Questions That Will Move Markets

November 30, 2015

This article is part of a regular series of thought leadership pieces from some of the more influential ETF strategists in the money management industry. Today's article is by Scott Kubie, chief strategist of Omaha, Nebraska-based CLS Investments.

New Year’s is the time to make predictions. Thanksgiving is the time to ask questions about the coming year. Asking those questions is often more important than coming up with precise answers.

Market participants often take the opposite approach, asking only the questions frequently emphasized in the media. But going beyond what’s right in front of us can lead to more valuable insights.
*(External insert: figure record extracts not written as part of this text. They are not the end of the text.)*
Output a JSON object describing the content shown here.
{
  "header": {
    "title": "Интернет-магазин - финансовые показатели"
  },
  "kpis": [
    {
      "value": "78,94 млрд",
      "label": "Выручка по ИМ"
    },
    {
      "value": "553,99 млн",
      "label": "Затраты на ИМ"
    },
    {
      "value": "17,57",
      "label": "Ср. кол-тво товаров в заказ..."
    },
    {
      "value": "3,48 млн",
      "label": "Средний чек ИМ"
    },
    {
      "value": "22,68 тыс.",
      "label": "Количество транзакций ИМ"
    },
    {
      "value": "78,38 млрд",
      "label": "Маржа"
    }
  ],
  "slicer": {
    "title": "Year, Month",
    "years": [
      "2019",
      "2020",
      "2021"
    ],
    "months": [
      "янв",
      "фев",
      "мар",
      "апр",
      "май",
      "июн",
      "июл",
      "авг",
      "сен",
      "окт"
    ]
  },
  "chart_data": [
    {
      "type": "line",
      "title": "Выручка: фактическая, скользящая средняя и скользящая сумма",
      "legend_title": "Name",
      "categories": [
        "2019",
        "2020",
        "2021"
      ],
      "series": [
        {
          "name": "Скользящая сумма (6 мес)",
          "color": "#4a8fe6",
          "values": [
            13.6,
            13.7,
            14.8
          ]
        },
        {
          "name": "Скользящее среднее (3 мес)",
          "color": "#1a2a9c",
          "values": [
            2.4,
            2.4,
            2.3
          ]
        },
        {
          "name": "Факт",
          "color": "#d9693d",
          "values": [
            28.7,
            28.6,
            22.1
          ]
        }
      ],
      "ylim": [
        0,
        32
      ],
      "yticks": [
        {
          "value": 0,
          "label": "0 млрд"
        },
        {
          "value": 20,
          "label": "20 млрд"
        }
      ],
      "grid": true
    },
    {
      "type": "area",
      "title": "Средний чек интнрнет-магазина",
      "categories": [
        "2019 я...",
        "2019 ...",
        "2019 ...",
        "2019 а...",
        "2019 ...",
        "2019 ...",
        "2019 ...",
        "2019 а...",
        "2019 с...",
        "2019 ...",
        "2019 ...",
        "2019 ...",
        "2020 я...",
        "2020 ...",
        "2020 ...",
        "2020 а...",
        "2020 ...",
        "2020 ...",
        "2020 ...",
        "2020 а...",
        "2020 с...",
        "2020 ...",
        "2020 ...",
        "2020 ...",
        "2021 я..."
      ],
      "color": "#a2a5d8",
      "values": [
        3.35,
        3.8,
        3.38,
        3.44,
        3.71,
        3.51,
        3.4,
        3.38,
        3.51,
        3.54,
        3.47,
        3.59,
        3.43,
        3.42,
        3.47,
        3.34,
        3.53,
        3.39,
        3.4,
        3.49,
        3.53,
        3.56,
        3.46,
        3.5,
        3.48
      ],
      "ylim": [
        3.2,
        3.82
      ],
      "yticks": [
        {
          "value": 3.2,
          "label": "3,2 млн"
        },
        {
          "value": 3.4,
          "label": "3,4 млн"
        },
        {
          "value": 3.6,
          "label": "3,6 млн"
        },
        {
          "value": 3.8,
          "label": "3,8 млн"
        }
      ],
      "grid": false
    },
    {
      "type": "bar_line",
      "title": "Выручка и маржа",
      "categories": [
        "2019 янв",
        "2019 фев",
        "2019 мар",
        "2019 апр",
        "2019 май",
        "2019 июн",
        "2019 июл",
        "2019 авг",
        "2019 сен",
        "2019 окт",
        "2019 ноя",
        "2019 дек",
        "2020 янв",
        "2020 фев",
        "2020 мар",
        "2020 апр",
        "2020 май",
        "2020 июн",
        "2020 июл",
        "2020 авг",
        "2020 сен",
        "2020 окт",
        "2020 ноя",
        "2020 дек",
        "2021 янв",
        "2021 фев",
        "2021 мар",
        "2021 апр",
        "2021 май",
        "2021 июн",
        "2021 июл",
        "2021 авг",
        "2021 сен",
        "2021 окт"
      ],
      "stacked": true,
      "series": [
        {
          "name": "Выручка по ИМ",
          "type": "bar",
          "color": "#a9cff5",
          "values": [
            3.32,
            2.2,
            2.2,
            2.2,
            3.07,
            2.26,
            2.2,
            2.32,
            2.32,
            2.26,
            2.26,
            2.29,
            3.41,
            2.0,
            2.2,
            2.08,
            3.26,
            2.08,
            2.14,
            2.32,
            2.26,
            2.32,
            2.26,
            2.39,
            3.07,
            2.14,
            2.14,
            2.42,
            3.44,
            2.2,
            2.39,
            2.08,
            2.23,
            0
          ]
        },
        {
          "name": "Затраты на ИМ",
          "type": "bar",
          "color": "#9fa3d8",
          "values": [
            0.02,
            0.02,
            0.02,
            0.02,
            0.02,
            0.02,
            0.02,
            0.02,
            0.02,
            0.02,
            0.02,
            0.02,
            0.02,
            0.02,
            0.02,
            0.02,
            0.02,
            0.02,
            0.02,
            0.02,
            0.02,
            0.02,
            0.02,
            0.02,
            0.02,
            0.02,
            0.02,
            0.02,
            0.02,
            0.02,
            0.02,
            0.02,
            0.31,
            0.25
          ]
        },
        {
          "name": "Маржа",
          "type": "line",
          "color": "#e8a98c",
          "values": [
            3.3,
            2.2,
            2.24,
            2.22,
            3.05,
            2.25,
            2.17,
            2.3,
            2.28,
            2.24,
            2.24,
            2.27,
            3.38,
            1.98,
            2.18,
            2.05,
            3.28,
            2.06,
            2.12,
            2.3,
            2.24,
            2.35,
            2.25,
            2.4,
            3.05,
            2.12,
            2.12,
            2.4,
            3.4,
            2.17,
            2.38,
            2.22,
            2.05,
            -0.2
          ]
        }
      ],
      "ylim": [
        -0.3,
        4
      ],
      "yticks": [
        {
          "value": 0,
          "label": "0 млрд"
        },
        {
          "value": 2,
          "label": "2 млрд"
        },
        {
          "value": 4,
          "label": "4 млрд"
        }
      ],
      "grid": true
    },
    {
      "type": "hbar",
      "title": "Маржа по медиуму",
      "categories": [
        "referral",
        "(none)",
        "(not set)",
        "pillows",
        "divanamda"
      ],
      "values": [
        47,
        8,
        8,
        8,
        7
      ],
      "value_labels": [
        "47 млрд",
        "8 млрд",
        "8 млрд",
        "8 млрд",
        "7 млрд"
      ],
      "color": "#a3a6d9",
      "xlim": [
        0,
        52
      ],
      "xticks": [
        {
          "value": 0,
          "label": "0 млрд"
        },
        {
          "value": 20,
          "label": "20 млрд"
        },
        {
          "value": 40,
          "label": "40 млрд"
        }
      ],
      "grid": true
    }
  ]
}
Below are six important questions on my list for the coming year:

1. How fast will the Federal Reserve increase rates, and when will it stop?

Whether the Federal Reserve had raised rates in September, does so in December or waits until January is important, but not as important as the pace of increases and the stopping point. Nearly seven years removed from the market bottom, market participants are conditioned to very low rates. Within the market, there lingers a deep-rooted belief that rates are going back to normal. I don’t think they are.

My expectation is for rates to increase in December and then increase every second or third meeting. That pace would put short-term rates at about 1% by the end of 2016.

The potential opportunity in this timeline is that if participants overreact to an increase followed by strong data, they will push yields higher. If this happens, it may be a great time to buy intermediate and long-term Treasury ETFs, such as the iShares 7-10 Year Treasury Bond (IEF | A-55) and the iShares 20+ Year Treasury Bond (TLT | A-83).

If rates are expected to rise rapidly, we would expect the dollar to increase too. If the U.S. economy stays strong, international hedged equities would be attractively positioned. International stocks could rise from the benefits of improved economic growth, and hedging the currency means any dollar appreciation associated with higher rates won’t harm investors.

2. How will investors react when they find their portfolios are sensitive to changes in interest rates?

As I mentioned above, investors have become conditioned to low rates. While Treasury bonds offer the purest exposure to changes in rates, other asset classes have high sensitivity too. Corporate bonds, especially high-yield bonds, benefit from plentiful liquidity. If rates rise, liquidity drops. That drop in liquidity could make owning corporate bond ETFs, such as the iShares iBoxx $ Investment Grade Corporate Bond (LQD | A-77) and the iShares iBoxx $ High Yield Corporate Bond (HYG | B-68), more volatile.

Convincing retirees to emphasize income-producing securities isn’t difficult, because the rate decline has allowed valuations to rise on other income-producing securities. Will dividend investors continue to purchase suddenly volatile, high-yielding strategies when bonds offer higher rates and less risk?

The potential for investors unloading high-dividend-paying stocks through the Vanguard High Dividend Yield ETF (VYM | A-97), the Schwab US Dividend Equity ETF (SCHD | A-92) and other high-yielding ETFs leaves portfolios more sensitive. For investors seeking low volatility and less interest-rate sensitivity, the PowerShares S&P 500 ex-Rate Sensitive Low Volatility ETF (XRLV | D-70) offers an interesting opportunity.

3. Will the margins of international companies expand toward the level of U.S. stocks?

The U.S. business community has recovered from the financial crisis more quickly than other regions. Margins in the U.S. now outpace developed and emerging international segments. Should international markets achieve improved efficiency, earnings should rise and valuations could too. Even if international markets narrow only 50% of the gap in coming years, I would still expect a sharp rally in broad international markets, such as in the iShares Core MSCI EAFE (IEFA | A-95) and the iShares Core MSCI Emerging Markets (IEMG | A-99).